Joko Susanto menambahkan, biasanya pihak tersebut ada yang tidak mau dimediasikan. Hal itu membuat pihak BPN langsung melayangkan surat untuk jalur pengadilan.

“Ya biasanya ada beberapa pihak ingin dimediasikan terlebih dahulu, tetapi ketika pihak BPN memanggil satu, dua kali tak di penuhi atau tidak datang, maka kami akan layangkan surat untuk ke ranah pengadilan untuk pembatalan sertifikat tersebut, jadi tidak sekonyong-konyong langsung dibatalin,” ujarnya.

Sedangkan, lanjut Joko, perihal isi pemberitaan yang beredar di media massa tersebut jejak tahun 2021.

“Ini produk tahun 2021 sebelum era saya, tetapi kita pihak BPN tetap harus bertanggung jawab dan atas apa yang sudah terjadi, serta jalurnya kan sudah ditempuh. Jalur mediasi pun sudah dijalankan dari semua pihak, dari pihak PT nya tak mau datang, tetapi ada beberapa pihak tidak mau dimediasikan juga. Hal itu kami layangkan surat, agar dipersilahkan ke jalur pengadilan,” pungkasnya.

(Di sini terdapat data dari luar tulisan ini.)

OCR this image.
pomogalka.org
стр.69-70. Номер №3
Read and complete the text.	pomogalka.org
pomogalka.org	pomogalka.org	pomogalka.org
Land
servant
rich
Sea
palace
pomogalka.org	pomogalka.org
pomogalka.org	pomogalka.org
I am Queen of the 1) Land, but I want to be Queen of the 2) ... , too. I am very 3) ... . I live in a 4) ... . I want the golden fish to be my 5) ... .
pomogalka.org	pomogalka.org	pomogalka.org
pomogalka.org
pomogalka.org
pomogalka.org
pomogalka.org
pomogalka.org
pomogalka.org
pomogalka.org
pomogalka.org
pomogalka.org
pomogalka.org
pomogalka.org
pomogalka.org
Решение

“Harapannya sih, apabila masih dimediasikan yah kita mediasikan yang lain sih ada titik temu mereka, apabila sudah ke ranah pengadilan kan banyak memakan waktu, biaya sewa lawyer, kalau masing-masing pihak mau dimediasi pasti urusan kelar atau ada jalan,” imbuhnya.